Hace apenas unos días, el 28 de mayo, murió Ngugi wa Thiong’o, acaso el más influyente escritor africano de los últimos tiempos. Sin embargo, la muerte de Mario Vargas Llosa, Jorge Bergoglio y Pepe Mujica acaparó mayoritariamente la atención de la prensa internacional. En El diablo en la cruz, una de sus magníficas novelas traducidas al español, se lee una frase propicia, muy adecuada para los tiempos que corren: «El diablo que nos hace sucumbir a la ceguera del corazón y a la sordera de la mente debería ser crucificado, y deberíamos cuidar que sus acólitos no le bajaran de la cruz para que pudiera construir el infierno en la tierra».

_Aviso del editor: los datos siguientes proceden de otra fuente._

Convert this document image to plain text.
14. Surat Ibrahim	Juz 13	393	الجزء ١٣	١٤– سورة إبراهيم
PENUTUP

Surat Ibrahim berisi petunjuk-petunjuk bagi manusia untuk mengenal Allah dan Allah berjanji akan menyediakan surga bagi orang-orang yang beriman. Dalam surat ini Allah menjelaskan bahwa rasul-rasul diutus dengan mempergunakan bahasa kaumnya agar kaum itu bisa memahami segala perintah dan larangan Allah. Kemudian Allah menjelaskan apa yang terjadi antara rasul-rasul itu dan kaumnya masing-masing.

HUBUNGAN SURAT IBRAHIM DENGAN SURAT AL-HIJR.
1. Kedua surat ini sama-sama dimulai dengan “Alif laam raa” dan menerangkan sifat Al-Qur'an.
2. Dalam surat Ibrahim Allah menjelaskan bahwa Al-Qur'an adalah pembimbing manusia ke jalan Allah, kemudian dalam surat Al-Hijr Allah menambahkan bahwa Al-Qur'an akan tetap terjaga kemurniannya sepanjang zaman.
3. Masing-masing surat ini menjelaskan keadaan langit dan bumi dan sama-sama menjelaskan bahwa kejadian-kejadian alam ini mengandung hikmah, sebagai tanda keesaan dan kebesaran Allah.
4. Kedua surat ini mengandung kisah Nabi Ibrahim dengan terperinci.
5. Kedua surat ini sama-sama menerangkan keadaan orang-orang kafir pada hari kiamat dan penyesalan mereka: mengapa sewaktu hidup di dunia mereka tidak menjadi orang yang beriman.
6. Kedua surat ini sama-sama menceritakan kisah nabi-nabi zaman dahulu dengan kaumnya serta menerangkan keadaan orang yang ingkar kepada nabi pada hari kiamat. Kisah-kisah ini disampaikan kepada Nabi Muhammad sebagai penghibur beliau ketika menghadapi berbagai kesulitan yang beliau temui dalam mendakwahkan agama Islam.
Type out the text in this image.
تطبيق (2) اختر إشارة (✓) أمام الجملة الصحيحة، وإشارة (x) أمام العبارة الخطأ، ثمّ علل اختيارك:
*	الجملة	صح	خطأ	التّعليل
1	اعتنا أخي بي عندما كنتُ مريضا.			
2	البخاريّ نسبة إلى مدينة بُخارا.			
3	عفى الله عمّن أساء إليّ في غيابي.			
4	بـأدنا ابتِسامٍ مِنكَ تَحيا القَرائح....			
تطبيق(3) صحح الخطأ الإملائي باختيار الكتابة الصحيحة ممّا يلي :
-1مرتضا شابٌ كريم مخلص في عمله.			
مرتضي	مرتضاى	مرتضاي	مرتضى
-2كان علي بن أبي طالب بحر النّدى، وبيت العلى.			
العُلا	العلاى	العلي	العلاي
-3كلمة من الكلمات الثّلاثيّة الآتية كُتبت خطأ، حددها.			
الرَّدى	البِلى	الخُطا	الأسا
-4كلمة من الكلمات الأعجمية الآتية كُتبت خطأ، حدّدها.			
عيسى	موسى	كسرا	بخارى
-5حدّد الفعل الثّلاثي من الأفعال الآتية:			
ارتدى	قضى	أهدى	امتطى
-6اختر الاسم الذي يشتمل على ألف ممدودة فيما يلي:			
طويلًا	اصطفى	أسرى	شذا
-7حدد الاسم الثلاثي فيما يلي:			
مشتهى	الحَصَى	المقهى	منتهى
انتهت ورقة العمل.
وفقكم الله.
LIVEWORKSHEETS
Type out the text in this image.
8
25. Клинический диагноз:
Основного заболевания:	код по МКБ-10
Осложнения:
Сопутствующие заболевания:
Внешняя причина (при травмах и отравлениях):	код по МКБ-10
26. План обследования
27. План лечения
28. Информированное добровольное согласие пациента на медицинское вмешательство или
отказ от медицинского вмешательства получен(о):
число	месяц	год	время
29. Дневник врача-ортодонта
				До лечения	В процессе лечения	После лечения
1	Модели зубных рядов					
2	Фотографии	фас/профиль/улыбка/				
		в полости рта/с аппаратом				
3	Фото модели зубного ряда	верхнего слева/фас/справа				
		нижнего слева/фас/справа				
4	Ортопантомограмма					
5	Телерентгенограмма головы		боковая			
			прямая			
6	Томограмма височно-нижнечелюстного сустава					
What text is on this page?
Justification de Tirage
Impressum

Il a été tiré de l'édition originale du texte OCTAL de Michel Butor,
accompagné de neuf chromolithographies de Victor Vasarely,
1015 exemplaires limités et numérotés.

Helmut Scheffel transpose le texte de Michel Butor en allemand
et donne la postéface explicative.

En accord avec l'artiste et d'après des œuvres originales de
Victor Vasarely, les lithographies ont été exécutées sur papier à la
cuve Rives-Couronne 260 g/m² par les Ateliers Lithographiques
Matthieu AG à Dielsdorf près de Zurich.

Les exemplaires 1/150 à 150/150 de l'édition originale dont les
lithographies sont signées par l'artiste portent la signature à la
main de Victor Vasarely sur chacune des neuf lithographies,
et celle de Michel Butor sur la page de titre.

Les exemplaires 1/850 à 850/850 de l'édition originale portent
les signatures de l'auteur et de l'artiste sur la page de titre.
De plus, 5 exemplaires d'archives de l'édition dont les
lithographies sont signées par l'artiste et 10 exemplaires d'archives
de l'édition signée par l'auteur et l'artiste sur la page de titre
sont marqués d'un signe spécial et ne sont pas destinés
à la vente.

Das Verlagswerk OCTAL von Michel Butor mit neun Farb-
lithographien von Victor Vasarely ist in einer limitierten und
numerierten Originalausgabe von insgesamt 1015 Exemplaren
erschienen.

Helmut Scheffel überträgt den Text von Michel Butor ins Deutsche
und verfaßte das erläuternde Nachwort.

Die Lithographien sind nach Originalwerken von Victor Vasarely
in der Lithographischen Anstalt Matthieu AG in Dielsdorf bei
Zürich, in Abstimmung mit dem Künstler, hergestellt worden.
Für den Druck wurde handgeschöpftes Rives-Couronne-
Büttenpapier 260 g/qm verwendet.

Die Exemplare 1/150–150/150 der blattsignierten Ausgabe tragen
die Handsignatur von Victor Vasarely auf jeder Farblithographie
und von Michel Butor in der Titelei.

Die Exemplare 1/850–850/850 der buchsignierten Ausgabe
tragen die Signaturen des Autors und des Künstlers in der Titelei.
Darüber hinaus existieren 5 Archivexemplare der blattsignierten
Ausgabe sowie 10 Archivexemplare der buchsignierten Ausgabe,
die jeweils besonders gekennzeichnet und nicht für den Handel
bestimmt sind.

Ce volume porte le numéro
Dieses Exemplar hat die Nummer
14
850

Me aproximé a la obra del gran maestro keniano gracias a Germán Espinosa. Como es bien sabido, en numerosas ocasiones el autor cartagenero dejó entrever la resonancia de la negritud en el amplio universo de su obra. «Conozco a esa raza desde muy niño y sé cuáles son sus cualidades y defectos. La conocí en mi tierra natal y la conocí en la suya propia, el África». Al decir esto, Espinosa señala dos hechos difíciles de soslayar: haber visto la primera luz en el que fuera el principal puerto negrero de toda la América hispánica y haber sido designado en junio de 1977 Cónsul General en Kenia. Algo así como saltar de la resolana del mar Caribe a la cuenca tibia y primordial del océano Índico.
Este último hecho, resulta de singular importancia si se tiene en cuenta que propició una serie de fecundas coincidencias intelectuales y literarias, dentro de las que sobresale, sin duda, el feliz encuentro con Ngugi wa Thiong’o, autor de la célebre novela Pétalos de sangre y habitual candidato al premio Nobel de Literatura. No es exagerado afirmar que, sin el viaje al África, sin el cambio de paradigma cultural, sin el reconocimiento propio y la comprensión del Otro, Espinosa habría estado muy lejos de capturar el esquivo «latido de la vida» que se percibe en las inspiradas páginas de La tejedora de coronas.
Ahora bien, es cierto que a la crítica literaria colombiana, afrofóbica por naturaleza, le ha encantado la idea de que Genoveva Alcocer sea amante del rubicundo Voltaire. No olvidemos que la élite dirigente de nuestra nación católica construyó con tenacidad la creencia de una nacionalidad blanca de piel y europea de cultura. Tanto el indio como el negro, en ese contexto, fueron considerados palos en la rueda para el progreso, elementos nocivos para la salud económica, social y cultural del país. Sin embargo, lo que esa misma crítica pasa por alto es que en la novela de Germán Espinosa, Voltaire es quizá el personaje más endeble y libresco, el único que da la impresión de haber sido construido a partir de citas de enciclopedia y manuales de «El Siglo de las luces para Dummies». En cambio, tanto Bernabé como Apolo Bolongongo, el primero y el último de su dilatada retahíla de amantes, son personajes de la más palpitante vitalidad. Como lo son, en general, todos los personajes afrodescendientes que atraviesan la novela.
Gracias por tanto, maestro, dicen a Ngugi los lectores de Descolonizar la mente y El brujo del cuervo.